Sesak

6.7K 1K 82
                                    

Sesuai janjiii... Double up! ;)

.

RUNA

Menyadari tidak ada lagi yang bisa kami lakukan untuk keluar dari rooftop setinggi ini, aku dan Satya pun duduk di salah satu bangku panjang seadanya.

Kami sempat mencoba berteriak sekencang mungkin, berharap ada yang mendengar di bawah sana. Sayangnya suara kami mungkin termakan angin dan kalah dengan keriuhan lalu lintas di jalan raya.

"Kamu belum istirahat dari kapan?" tanyaku karena melihat wajahnya yang begitu lelah.

"Aku belum tidur dari kemaren."

"Loh kenapa?" Aku pun menepuk-nepuk pahaku. "Yaudah, sini..."

Satya menatapku sejenak, mungkin dia ragu apakah aku serius. Aku pun tersenyum untuk meyakinkannya. Lalu Satya membaringkan kepalanya ke atas pahaku. Dengan lembut aku menutup matanya lalu mengusap kepalanya agar ia cepat tertidur.

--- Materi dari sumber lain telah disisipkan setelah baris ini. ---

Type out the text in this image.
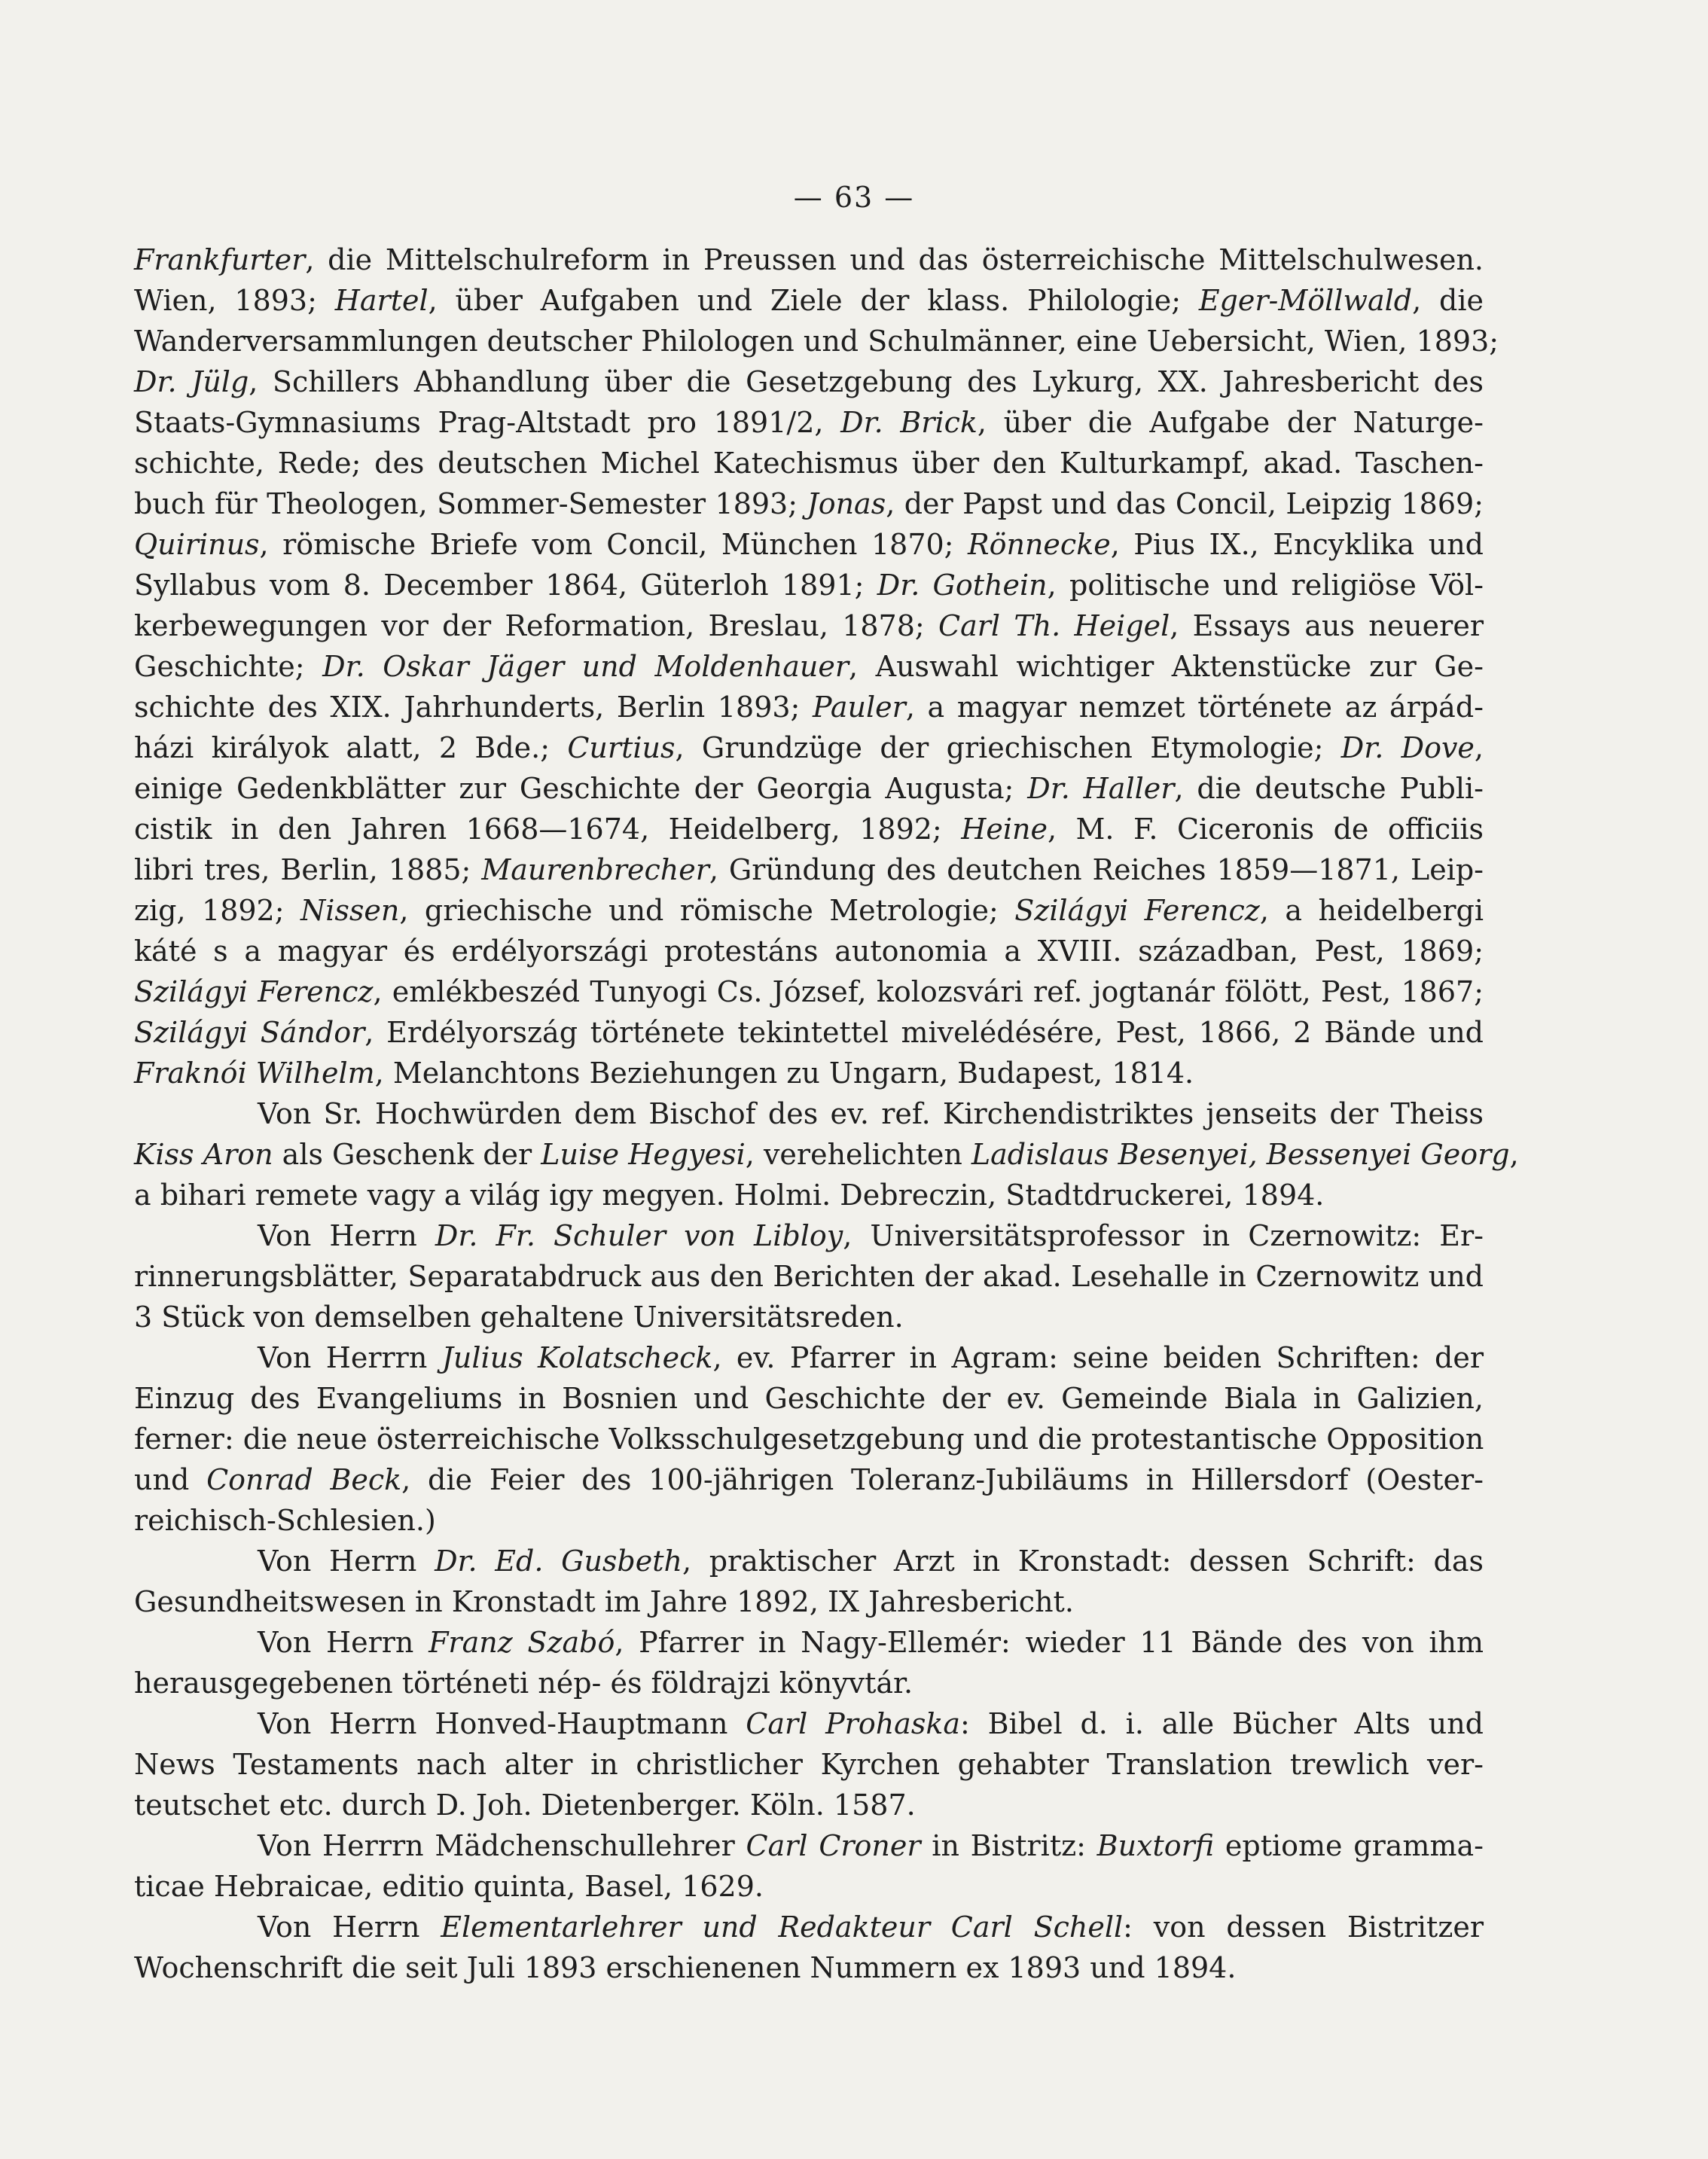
— 63 —
Frankfurter, die Mittelschulreform in Preussen und das österreichische Mittelschulwesen.
Wien, 1893; Hartel, über Aufgaben und Ziele der klass. Philologie; Eger-Möllwald, die
Wanderversammlungen deutscher Philologen und Schulmänner, eine Uebersicht, Wien, 1893;
Dr. Jülg, Schillers Abhandlung über die Gesetzgebung des Lykurg, XX. Jahresbericht des
Staats-Gymnasiums Prag-Altstadt pro 1891/2, Dr. Brick, über die Aufgabe der Naturge-
schichte, Rede; des deutschen Michel Katechismus über den Kulturkampf, akad. Taschen-
buch für Theologen, Sommer-Semester 1893; Jonas, der Papst und das Concil, Leipzig 1869;
Quirinus, römische Briefe vom Concil, München 1870; Rönnecke, Pius IX., Encyklika und
Syllabus vom 8. December 1864, Güterloh 1891; Dr. Gothein, politische und religiöse Völ-
kerbewegungen vor der Reformation, Breslau, 1878; Carl Th. Heigel, Essays aus neuerer
Geschichte; Dr. Oskar Jäger und Moldenhauer, Auswahl wichtiger Aktenstücke zur Ge-
schichte des XIX. Jahrhunderts, Berlin 1893; Pauler, a magyar nemzet története az árpád-
házi királyok alatt, 2 Bde.; Curtius, Grundzüge der griechischen Etymologie; Dr. Dove,
einige Gedenkblätter zur Geschichte der Georgia Augusta; Dr. Haller, die deutsche Publi-
cistik in den Jahren 1668—1674, Heidelberg, 1892; Heine, M. F. Ciceronis de officiis
libri tres, Berlin, 1885; Maurenbrecher, Gründung des deutchen Reiches 1859—1871, Leip-
zig, 1892; Nissen, griechische und römische Metrologie; Szilágyi Ferencz, a heidelbergi
káté s a magyar és erdélyországi protestáns autonomia a XVIII. században, Pest, 1869;
Szilágyi Ferencz, emlékbeszéd Tunyogi Cs. József, kolozsvári ref. jogtanár fölött, Pest, 1867;
Szilágyi Sándor, Erdélyország története tekintettel mivelédésére, Pest, 1866, 2 Bände und
Fraknói Wilhelm, Melanchtons Beziehungen zu Ungarn, Budapest, 1814.
Von Sr. Hochwürden dem Bischof des ev. ref. Kirchendistriktes jenseits der Theiss
Kiss Aron als Geschenk der Luise Hegyesi, verehelichten Ladislaus Besenyei, Bessenyei Georg,
a bihari remete vagy a világ igy megyen. Holmi. Debreczin, Stadtdruckerei, 1894.
Von Herrn Dr. Fr. Schuler von Libloy, Universitätsprofessor in Czernowitz: Er-
rinnerungsblätter, Separatabdruck aus den Berichten der akad. Lesehalle in Czernowitz und
3 Stück von demselben gehaltene Universitätsreden.
Von Herrrn Julius Kolatscheck, ev. Pfarrer in Agram: seine beiden Schriften: der
Einzug des Evangeliums in Bosnien und Geschichte der ev. Gemeinde Biala in Galizien,
ferner: die neue österreichische Volksschulgesetzgebung und die protestantische Opposition
und Conrad Beck, die Feier des 100-jährigen Toleranz-Jubiläums in Hillersdorf (Oester-
reichisch-Schlesien.)
Von Herrn Dr. Ed. Gusbeth, praktischer Arzt in Kronstadt: dessen Schrift: das
Gesundheitswesen in Kronstadt im Jahre 1892, IX Jahresbericht.
Von Herrn Franz Szabó, Pfarrer in Nagy-Ellemér: wieder 11 Bände des von ihm
herausgegebenen történeti nép- és földrajzi könyvtár.
Von Herrn Honved-Hauptmann Carl Prohaska: Bibel d. i. alle Bücher Alts und
News Testaments nach alter in christlicher Kyrchen gehabter Translation trewlich ver-
teutschet etc. durch D. Joh. Dietenberger. Köln. 1587.
Von Herrrn Mädchenschullehrer Carl Croner in Bistritz: Buxtorfi eptiome gramma-
ticae Hebraicae, editio quinta, Basel, 1629.
Von Herrn Elementarlehrer und Redakteur Carl Schell: von dessen Bistritzer
Wochenschrift die seit Juli 1893 erschienenen Nummern ex 1893 und 1894.
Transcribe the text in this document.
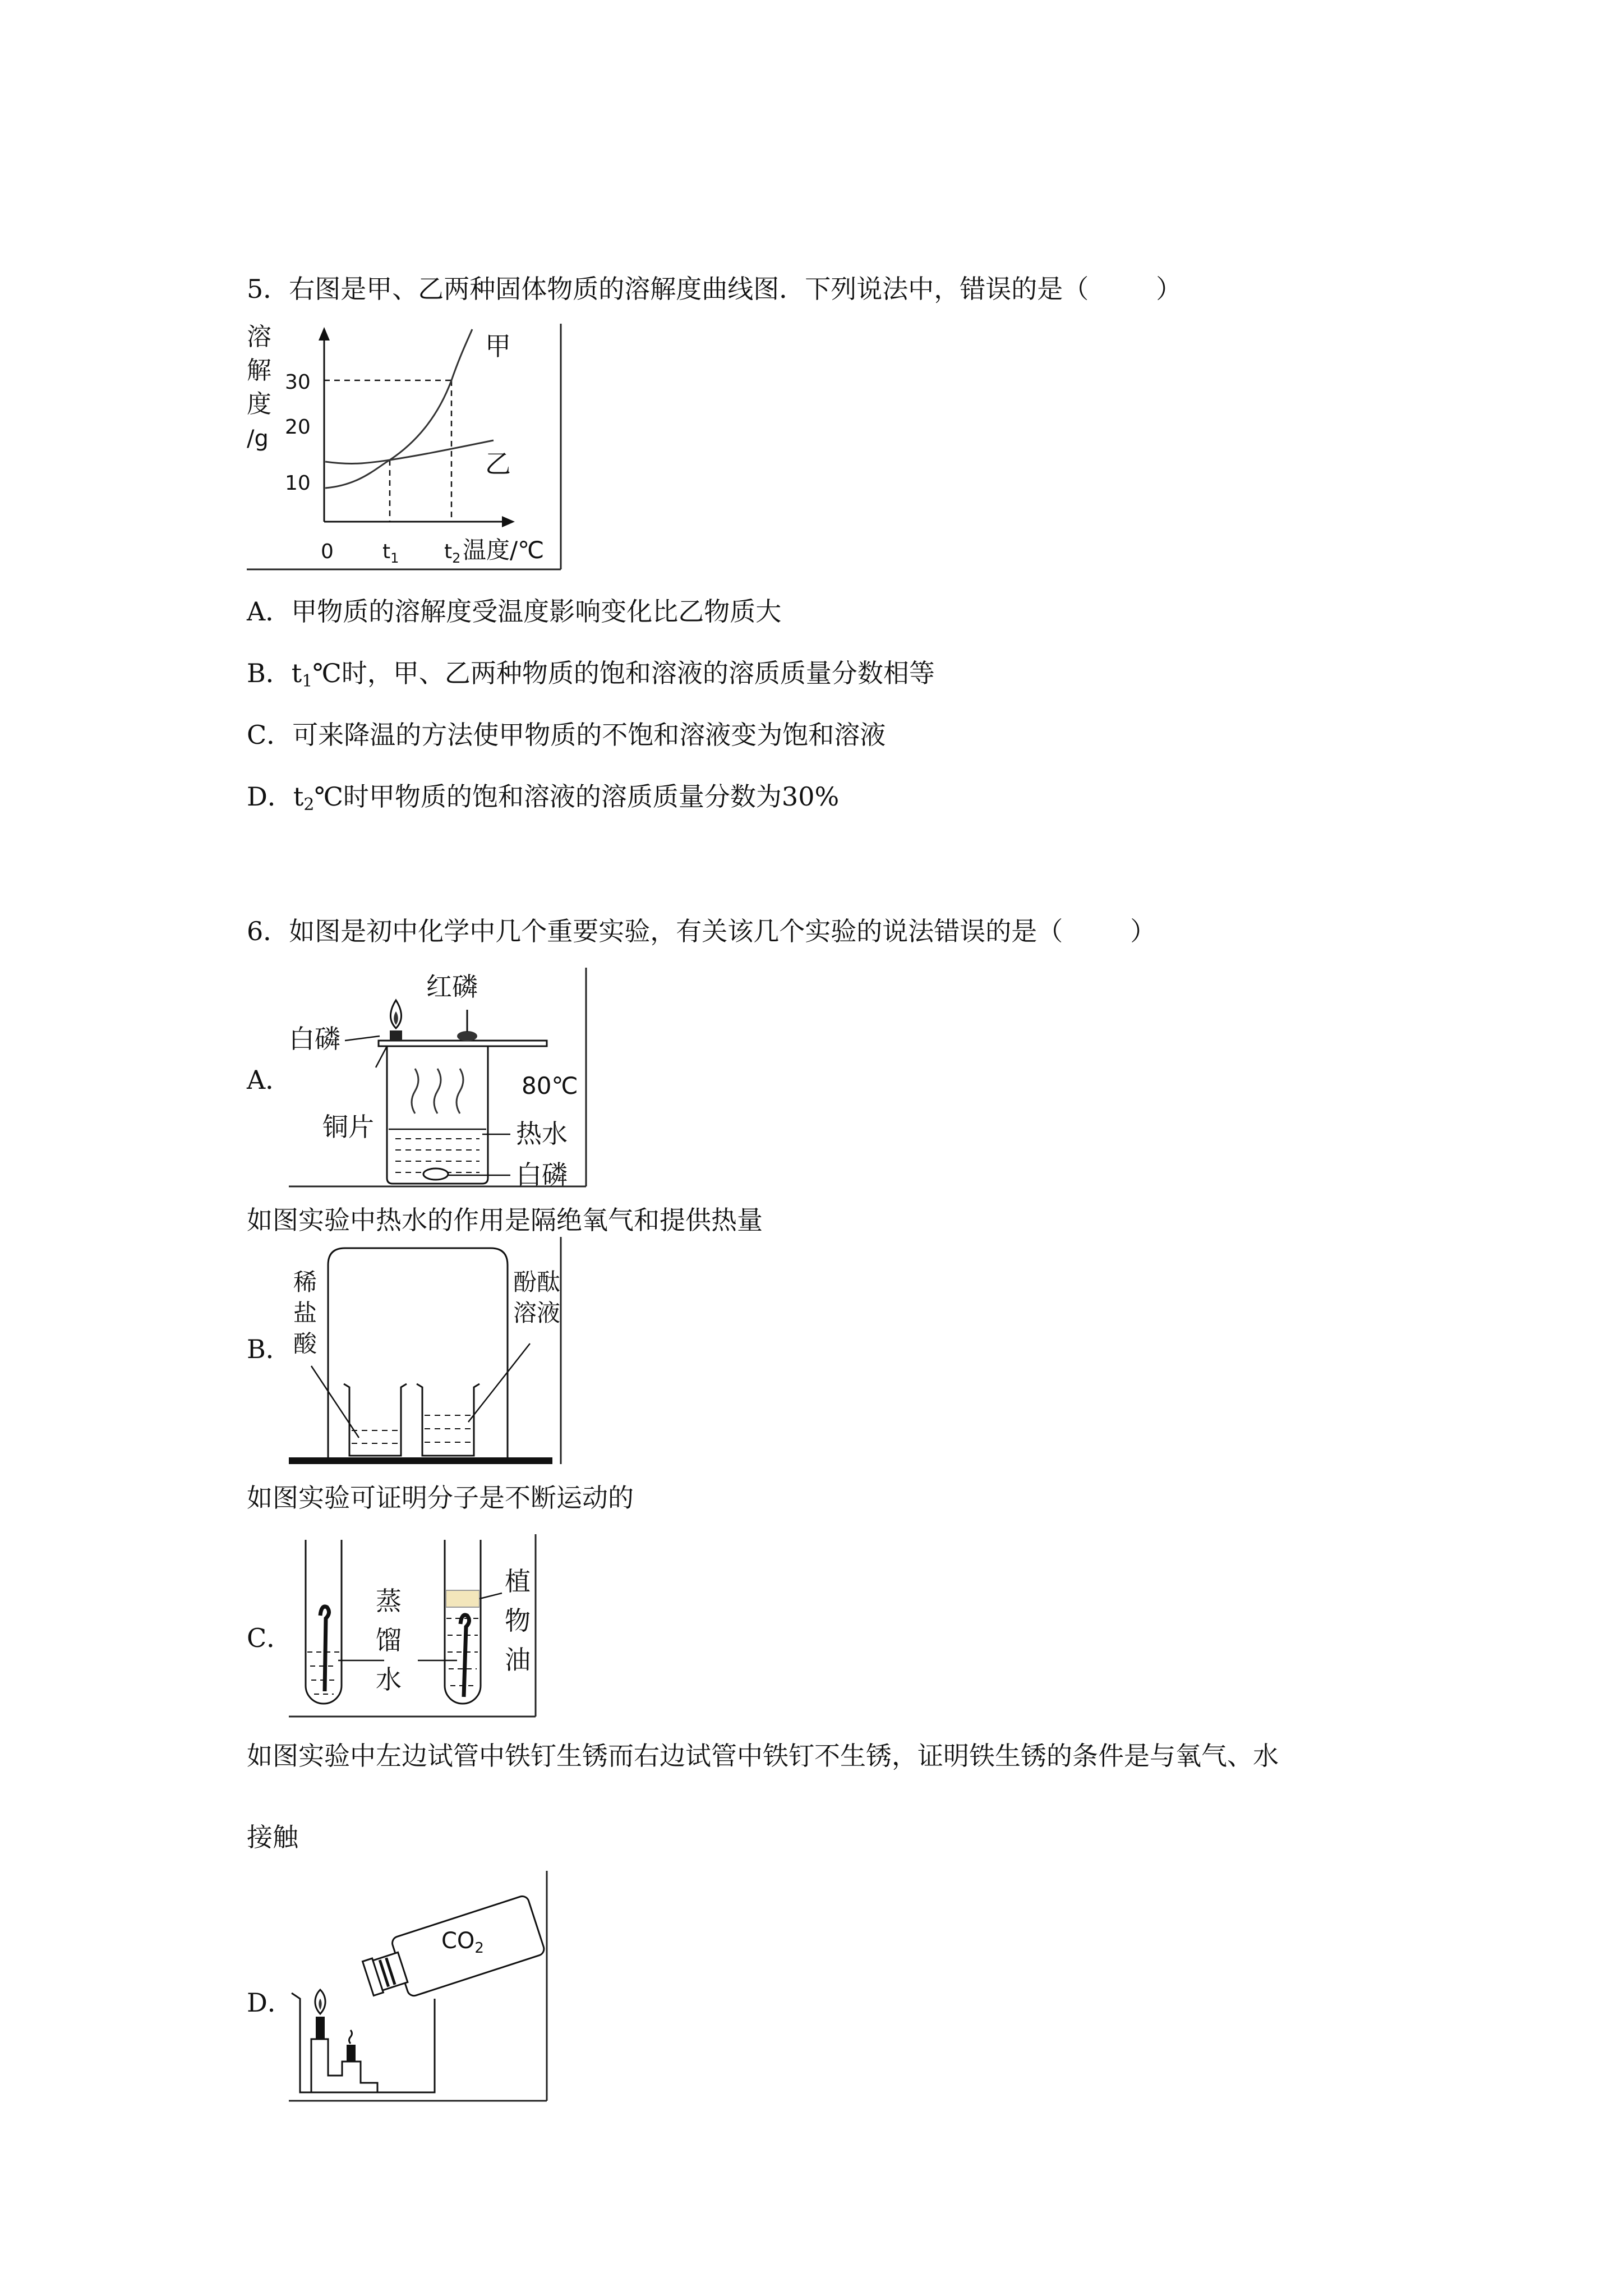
5．右图是甲、乙两种固体物质的溶解度曲线图．下列说法中，错误的是（	）
溶
解
度
/g
30
20
10
0 $t_1$ $t_2$ 温度/℃
甲
乙
A．甲物质的溶解度受温度影响变化比乙物质大
B．$t_1℃$时，甲、乙两种物质的饱和溶液的溶质质量分数相等
C．可来降温的方法使甲物质的不饱和溶液变为饱和溶液
D．$t_2℃$时甲物质的饱和溶液的溶质质量分数为30%
6．如图是初中化学中几个重要实验，有关该几个实验的说法错误的是（	）
A．
红磷
白磷
80℃
铜片	热水
白磷
如图实验中热水的作用是隔绝氧气和提供热量
B．
稀
盐
酸
酚酞
溶液
如图实验可证明分子是不断运动的
C．
蒸
馏
水
植
物
油
如图实验中左边试管中铁钉生锈而右边试管中铁钉不生锈，证明铁生锈的条件是与氧气、水
接触
D．
$CO_2$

"Nyanyi dong..." pintanya lembut. "Kayak kamu biasanya."

Aku tertawa dalam hati. Baiklah, sebagai lullaby untuknya dan hiburan untuk diriku sendiri, aku pun mulai bersenandung kecil dengan suara seadanya. Sebuah lagu klasik dari band paling klasik, The Beatles.

Words are flowing out like endless rain into a paper cup
They slither wildly as they slip away across the universe
Pools of sorrow, waves of joy are drifting through my opened mind

Setelah beberapa saat tanganku berpindah untuk mengusap wajahnya yang sudah sedikit kasar dengan bulu-bulu halus di bagian dagu.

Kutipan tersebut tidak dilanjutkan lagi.